One of many details that experienced players will recognise as a potentially huge problem solver is the replacement of fiddly and unreliable supply ships with fuel tankers. These too can be supervised and manipulated from an accessible list, but more crucially will now seek out and deliver fuel directly to fleets, keeping them from abandoning their posts to fly back to a fuel source. At one point, Rutkins even says my holy word: “salvage”. In addition to the old system of recovering derelicts, destroyed ships can now leave behind debris, from which you can salvage resources, money, or scraps of knowledge.
This talk of ships brings us to the design screen. DWU had a somewhat abstracted ship design process. DW2 replaces that with a 3D hull and hardpoint-based system. Each hull has predefined bays, including weapon mounts that also define the field of fire. You can still choose the equipment you want, but the parameters look more restrictive. On the plus side, this leaves room for more differentiation between hulls and factions. If anything’s contentious among fans, I suspect it will be this, but it certainly appears to be easier to work with, and adds a little more to the sense of drama already offered by the shift to 3D graphics. Planets are no longer icons only a few sizes larger than a ship, but big ol’ orbs, which “does affect the tactics too, because you can’t cover the planet with just one spaceport anymore. You usually need a defensive fleet, or several orbital bases to fully cover it from attack.”
Sensor stations will help with this, as should the new “dangerous locations” menu, which records threats like space monsters and pirates, plus when you last scouted the area. This should hopefully keep scouts and builders out of trouble, and give you a better picture of how the galaxy is shaping up at a glance. There’s plenty of war to be mongered too, of course. As of last week, Code Force have another layer of detail to add to fleet automation, but in keeping with the other departments, the gist appears to be that there are more AI routines for different types of attack, and they intend to add levels of delegated management between full control and full auto as they have elsewhere.
DWU’s three research trees are now merged into one (you can still spread research over three items at a time if you prefer), but you’re now blind to undiscovered technologies. There’s a lot more than what the player sees, Rutkins says, so how the research tree connects each time can be different.
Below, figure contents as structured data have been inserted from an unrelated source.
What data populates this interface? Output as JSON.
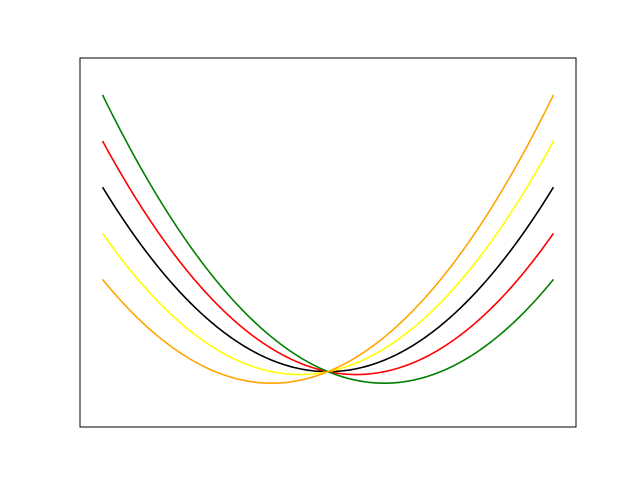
{
  "chart_data": {
    "type": "line",
    "title": "",
    "xlabel": "",
    "ylabel": "",
    "grid": false,
    "legend": "none",
    "xlim": [
      -2.2,
      2.2
    ],
    "ylim": [
      -0.6,
      3.4
    ],
    "x_domain": [
      -2.0,
      2.0
    ],
    "series": [
      {
        "color": "#000000",
        "a": 0.5,
        "b": 0.0,
        "c": 0.0,
        "x": [
          -2,
          -1,
          0,
          1,
          2
        ],
        "values": [
          2.0,
          0.5,
          0.0,
          0.5,
          2.0
        ]
      },
      {
        "color": "#ff0000",
        "a": 0.5,
        "b": -0.25,
        "c": 0.0,
        "x": [
          -2,
          -1,
          0,
          1,
          2
        ],
        "values": [
          2.5,
          0.75,
          0.0,
          0.25,
          1.5
        ]
      },
      {
        "color": "#ffff00",
        "a": 0.5,
        "b": 0.25,
        "c": 0.0,
        "x": [
          -2,
          -1,
          0,
          1,
          2
        ],
        "values": [
          1.5,
          0.25,
          0.0,
          0.75,
          2.5
        ]
      },
      {
        "color": "#008000",
        "a": 0.5,
        "b": -0.5,
        "c": 0.0,
        "x": [
          -2,
          -1,
          0,
          1,
          2
        ],
        "values": [
          3.0,
          1.0,
          0.0,
          0.0,
          1.0
        ]
      },
      {
        "color": "#ffa500",
        "a": 0.5,
        "b": 0.5,
        "c": 0.0,
        "x": [
          -2,
          -1,
          0,
          1,
          2
        ],
        "values": [
          1.0,
          0.0,
          0.0,
          1.0,
          3.0
        ]
      }
    ]
  }
}
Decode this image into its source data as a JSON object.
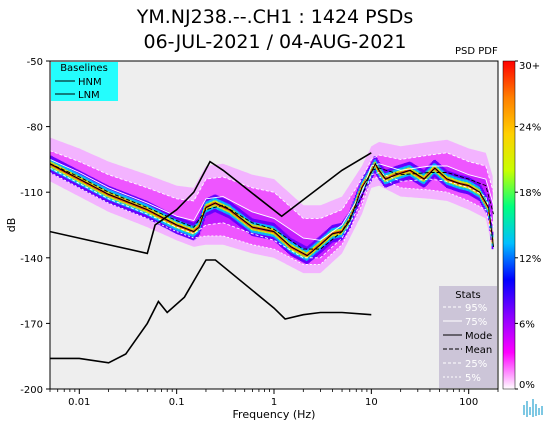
{
  "figure": {
    "title_line1": "YM.NJ238.--.CH1 : 1424 PSDs",
    "title_line2": "06-JUL-2021 / 04-AUG-2021",
    "colorbar_title": "PSD PDF"
  },
  "chart_data": {
    "type": "heatmap",
    "xlabel": "Frequency (Hz)",
    "ylabel": "dB",
    "x_scale": "log",
    "xlim": [
      0.005,
      200
    ],
    "ylim": [
      -200,
      -50
    ],
    "x_ticks": [
      {
        "value": 0.01,
        "label": "0.01"
      },
      {
        "value": 0.1,
        "label": "0.1"
      },
      {
        "value": 1,
        "label": "1"
      },
      {
        "value": 10,
        "label": "10"
      },
      {
        "value": 100,
        "label": "100"
      }
    ],
    "y_ticks": [
      {
        "value": -50,
        "label": "-50"
      },
      {
        "value": -80,
        "label": "-80"
      },
      {
        "value": -110,
        "label": "-110"
      },
      {
        "value": -140,
        "label": "-140"
      },
      {
        "value": -170,
        "label": "-170"
      },
      {
        "value": -200,
        "label": "-200"
      }
    ],
    "colorbar": {
      "range": [
        0,
        30
      ],
      "ticks": [
        "0%",
        "6%",
        "12%",
        "18%",
        "24%",
        "30+"
      ],
      "colors": [
        "#ffffff",
        "#ff00ff",
        "#8a00ff",
        "#0000ff",
        "#00bfff",
        "#00ff7f",
        "#c8ff00",
        "#ffd000",
        "#ff7f00",
        "#ff0000"
      ]
    },
    "baselines": {
      "title": "Baselines",
      "items": [
        "HNM",
        "LNM"
      ],
      "HNM": {
        "x": [
          0.005,
          0.05,
          0.06,
          0.1,
          0.15,
          0.22,
          0.3,
          1.2,
          5,
          10
        ],
        "y": [
          -128,
          -138,
          -125,
          -118,
          -110,
          -96,
          -100,
          -121,
          -100,
          -92
        ]
      },
      "LNM": {
        "x": [
          0.005,
          0.01,
          0.02,
          0.03,
          0.05,
          0.065,
          0.08,
          0.12,
          0.2,
          0.25,
          1,
          1.3,
          2,
          3,
          5,
          10
        ],
        "y": [
          -186,
          -186,
          -188,
          -184,
          -170,
          -160,
          -165,
          -158,
          -141,
          -141,
          -163,
          -168,
          -166,
          -165,
          -165,
          -166
        ]
      }
    },
    "stats": {
      "title": "Stats",
      "items": [
        "95%",
        "75%",
        "Mode",
        "Mean",
        "25%",
        "5%"
      ]
    },
    "pdf_mode_curve": {
      "x": [
        0.005,
        0.01,
        0.02,
        0.05,
        0.1,
        0.15,
        0.17,
        0.2,
        0.25,
        0.35,
        0.6,
        1,
        1.5,
        2.2,
        3,
        4,
        5,
        6,
        8,
        10,
        11,
        12,
        14,
        18,
        25,
        35,
        45,
        60,
        80,
        100,
        130,
        160,
        180
      ],
      "y": [
        -97,
        -104,
        -111,
        -118,
        -125,
        -128,
        -126,
        -117,
        -115,
        -118,
        -126,
        -128,
        -135,
        -139,
        -134,
        -129,
        -128,
        -123,
        -108,
        -101,
        -97,
        -100,
        -104,
        -102,
        -100,
        -104,
        -99,
        -104,
        -106,
        -107,
        -110,
        -117,
        -135
      ]
    },
    "percentile_curves": {
      "95%": {
        "x": [
          0.005,
          0.01,
          0.02,
          0.05,
          0.1,
          0.15,
          0.2,
          0.3,
          0.6,
          1,
          2,
          3,
          5,
          8,
          10,
          12,
          20,
          40,
          60,
          100,
          150,
          180
        ],
        "y": [
          -91,
          -96,
          -102,
          -108,
          -113,
          -114,
          -104,
          -103,
          -108,
          -110,
          -122,
          -122,
          -118,
          -104,
          -95,
          -93,
          -95,
          -93,
          -92,
          -96,
          -98,
          -110
        ]
      },
      "75%": {
        "x": [
          0.005,
          0.01,
          0.02,
          0.05,
          0.1,
          0.15,
          0.2,
          0.3,
          0.6,
          1,
          2,
          3,
          5,
          8,
          10,
          12,
          20,
          40,
          60,
          100,
          150,
          180
        ],
        "y": [
          -95,
          -101,
          -108,
          -115,
          -121,
          -123,
          -113,
          -112,
          -119,
          -122,
          -131,
          -132,
          -125,
          -110,
          -98,
          -97,
          -100,
          -98,
          -98,
          -102,
          -104,
          -116
        ]
      },
      "Mean": {
        "x": [
          0.005,
          0.01,
          0.02,
          0.05,
          0.1,
          0.15,
          0.2,
          0.3,
          0.6,
          1,
          2,
          3,
          5,
          8,
          10,
          12,
          20,
          40,
          60,
          100,
          150,
          180
        ],
        "y": [
          -97,
          -103,
          -110,
          -117,
          -123,
          -126,
          -118,
          -116,
          -124,
          -127,
          -136,
          -136,
          -128,
          -112,
          -100,
          -99,
          -102,
          -101,
          -101,
          -104,
          -107,
          -120
        ]
      },
      "25%": {
        "x": [
          0.005,
          0.01,
          0.02,
          0.05,
          0.1,
          0.15,
          0.2,
          0.3,
          0.6,
          1,
          2,
          3,
          5,
          8,
          10,
          12,
          20,
          40,
          60,
          100,
          150,
          180
        ],
        "y": [
          -99,
          -106,
          -113,
          -120,
          -126,
          -129,
          -125,
          -124,
          -129,
          -132,
          -140,
          -140,
          -131,
          -114,
          -102,
          -101,
          -105,
          -104,
          -105,
          -108,
          -112,
          -126
        ]
      },
      "5%": {
        "x": [
          0.005,
          0.01,
          0.02,
          0.05,
          0.1,
          0.15,
          0.2,
          0.3,
          0.6,
          1,
          2,
          3,
          5,
          8,
          10,
          12,
          20,
          40,
          60,
          100,
          150,
          180
        ],
        "y": [
          -101,
          -108,
          -115,
          -122,
          -128,
          -131,
          -130,
          -130,
          -134,
          -136,
          -143,
          -143,
          -134,
          -116,
          -104,
          -103,
          -108,
          -109,
          -110,
          -114,
          -118,
          -134
        ]
      }
    }
  }
}
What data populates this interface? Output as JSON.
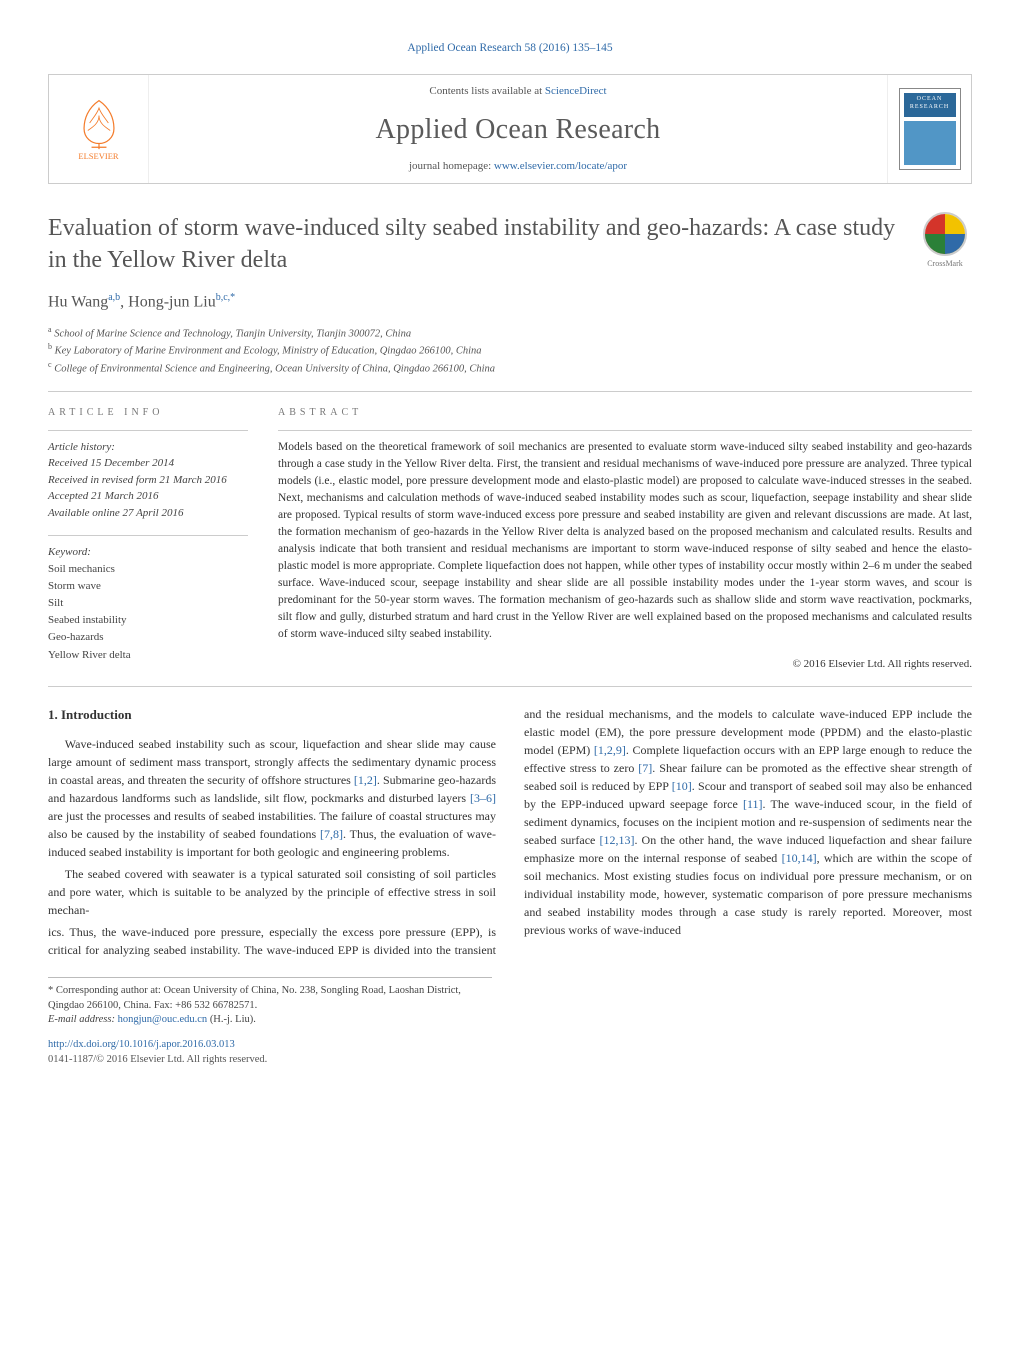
{
  "colors": {
    "link": "#2f6aa8",
    "text": "#333333",
    "muted": "#555555",
    "rule": "#cccccc",
    "elsevier": "#f47b2a"
  },
  "fonts": {
    "body_family": "Georgia, 'Times New Roman', serif",
    "body_size_pt": 9,
    "title_size_pt": 18,
    "journal_size_pt": 21,
    "small_size_pt": 8
  },
  "header": {
    "citation": "Applied Ocean Research 58 (2016) 135–145",
    "contents_prefix": "Contents lists available at ",
    "contents_link": "ScienceDirect",
    "journal": "Applied Ocean Research",
    "homepage_prefix": "journal homepage: ",
    "homepage_link": "www.elsevier.com/locate/apor",
    "publisher_logo_text": "ELSEVIER",
    "cover_text": "OCEAN RESEARCH"
  },
  "crossmark_label": "CrossMark",
  "article": {
    "title": "Evaluation of storm wave-induced silty seabed instability and geo-hazards: A case study in the Yellow River delta",
    "authors_html": "Hu Wang",
    "author1": "Hu Wang",
    "author1_sup": "a,b",
    "author2": "Hong-jun Liu",
    "author2_sup": "b,c,*",
    "affiliations": [
      {
        "sup": "a",
        "text": "School of Marine Science and Technology, Tianjin University, Tianjin 300072, China"
      },
      {
        "sup": "b",
        "text": "Key Laboratory of Marine Environment and Ecology, Ministry of Education, Qingdao 266100, China"
      },
      {
        "sup": "c",
        "text": "College of Environmental Science and Engineering, Ocean University of China, Qingdao 266100, China"
      }
    ]
  },
  "info": {
    "heading": "article info",
    "history_heading": "Article history:",
    "history": [
      "Received 15 December 2014",
      "Received in revised form 21 March 2016",
      "Accepted 21 March 2016",
      "Available online 27 April 2016"
    ],
    "keywords_heading": "Keyword:",
    "keywords": [
      "Soil mechanics",
      "Storm wave",
      "Silt",
      "Seabed instability",
      "Geo-hazards",
      "Yellow River delta"
    ]
  },
  "abstract": {
    "heading": "abstract",
    "body": "Models based on the theoretical framework of soil mechanics are presented to evaluate storm wave-induced silty seabed instability and geo-hazards through a case study in the Yellow River delta. First, the transient and residual mechanisms of wave-induced pore pressure are analyzed. Three typical models (i.e., elastic model, pore pressure development mode and elasto-plastic model) are proposed to calculate wave-induced stresses in the seabed. Next, mechanisms and calculation methods of wave-induced seabed instability modes such as scour, liquefaction, seepage instability and shear slide are proposed. Typical results of storm wave-induced excess pore pressure and seabed instability are given and relevant discussions are made. At last, the formation mechanism of geo-hazards in the Yellow River delta is analyzed based on the proposed mechanism and calculated results. Results and analysis indicate that both transient and residual mechanisms are important to storm wave-induced response of silty seabed and hence the elasto-plastic model is more appropriate. Complete liquefaction does not happen, while other types of instability occur mostly within 2–6 m under the seabed surface. Wave-induced scour, seepage instability and shear slide are all possible instability modes under the 1-year storm waves, and scour is predominant for the 50-year storm waves. The formation mechanism of geo-hazards such as shallow slide and storm wave reactivation, pockmarks, silt flow and gully, disturbed stratum and hard crust in the Yellow River are well explained based on the proposed mechanisms and calculated results of storm wave-induced silty seabed instability.",
    "copyright": "© 2016 Elsevier Ltd. All rights reserved."
  },
  "body": {
    "section_number": "1.",
    "section_title": "Introduction",
    "p1": "Wave-induced seabed instability such as scour, liquefaction and shear slide may cause large amount of sediment mass transport, strongly affects the sedimentary dynamic process in coastal areas, and threaten the security of offshore structures [1,2]. Submarine geo-hazards and hazardous landforms such as landslide, silt flow, pockmarks and disturbed layers [3–6] are just the processes and results of seabed instabilities. The failure of coastal structures may also be caused by the instability of seabed foundations [7,8]. Thus, the evaluation of wave-induced seabed instability is important for both geologic and engineering problems.",
    "p2": "The seabed covered with seawater is a typical saturated soil consisting of soil particles and pore water, which is suitable to be analyzed by the principle of effective stress in soil mechan-",
    "p3": "ics. Thus, the wave-induced pore pressure, especially the excess pore pressure (EPP), is critical for analyzing seabed instability. The wave-induced EPP is divided into the transient and the residual mechanisms, and the models to calculate wave-induced EPP include the elastic model (EM), the pore pressure development mode (PPDM) and the elasto-plastic model (EPM) [1,2,9]. Complete liquefaction occurs with an EPP large enough to reduce the effective stress to zero [7]. Shear failure can be promoted as the effective shear strength of seabed soil is reduced by EPP [10]. Scour and transport of seabed soil may also be enhanced by the EPP-induced upward seepage force [11]. The wave-induced scour, in the field of sediment dynamics, focuses on the incipient motion and re-suspension of sediments near the seabed surface [12,13]. On the other hand, the wave induced liquefaction and shear failure emphasize more on the internal response of seabed [10,14], which are within the scope of soil mechanics. Most existing studies focus on individual pore pressure mechanism, or on individual instability mode, however, systematic comparison of pore pressure mechanisms and seabed instability modes through a case study is rarely reported. Moreover, most previous works of wave-induced",
    "refs": {
      "r12": "[1,2]",
      "r36": "[3–6]",
      "r78": "[7,8]",
      "r129": "[1,2,9]",
      "r7": "[7]",
      "r10": "[10]",
      "r11": "[11]",
      "r1213": "[12,13]",
      "r1014": "[10,14]"
    }
  },
  "footnote": {
    "corr_marker": "*",
    "corr_text": "Corresponding author at: Ocean University of China, No. 238, Songling Road, Laoshan District, Qingdao 266100, China. Fax: +86 532 66782571.",
    "email_label": "E-mail address:",
    "email": "hongjun@ouc.edu.cn",
    "email_owner": "(H.-j. Liu)."
  },
  "doi": {
    "url": "http://dx.doi.org/10.1016/j.apor.2016.03.013",
    "issn_line": "0141-1187/© 2016 Elsevier Ltd. All rights reserved."
  }
}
It’s not the classic 4X one school research system either; I sneakily counted ten sub-fields on screen like shields, engine, and industrial research. Each research facility apparently specialises somewhat, as do recruited scientists. We didn’t get time to get into the character system, but I caught a glimpse of a scientist adding to a research rate, and an ambassador directly improving a diplomatic relationship.
More information rapidly becomes an ever-increasing list of small details. I get a strong impression that Rutkins (and co-designer and developer Elliot Gibbs, who wasn’t present but their work certainly was) has attacked a great many of the little problems Distant Worlds had, and tied the solutions all together with the kind of thankless interface and data management structures that can dramatically multiply their effect. Of course, I can’t tell for sure how successful they’ve been without playing, but when I compare how smooth it’s looking with how clumsy and laborious an equivalent demo of the original would have been, I’m finding it hard to be cynical.
Distant Worlds 2 is currently due out on March 10th. We’ll have more impressions and thoughts as soon as we can get anything more substantial.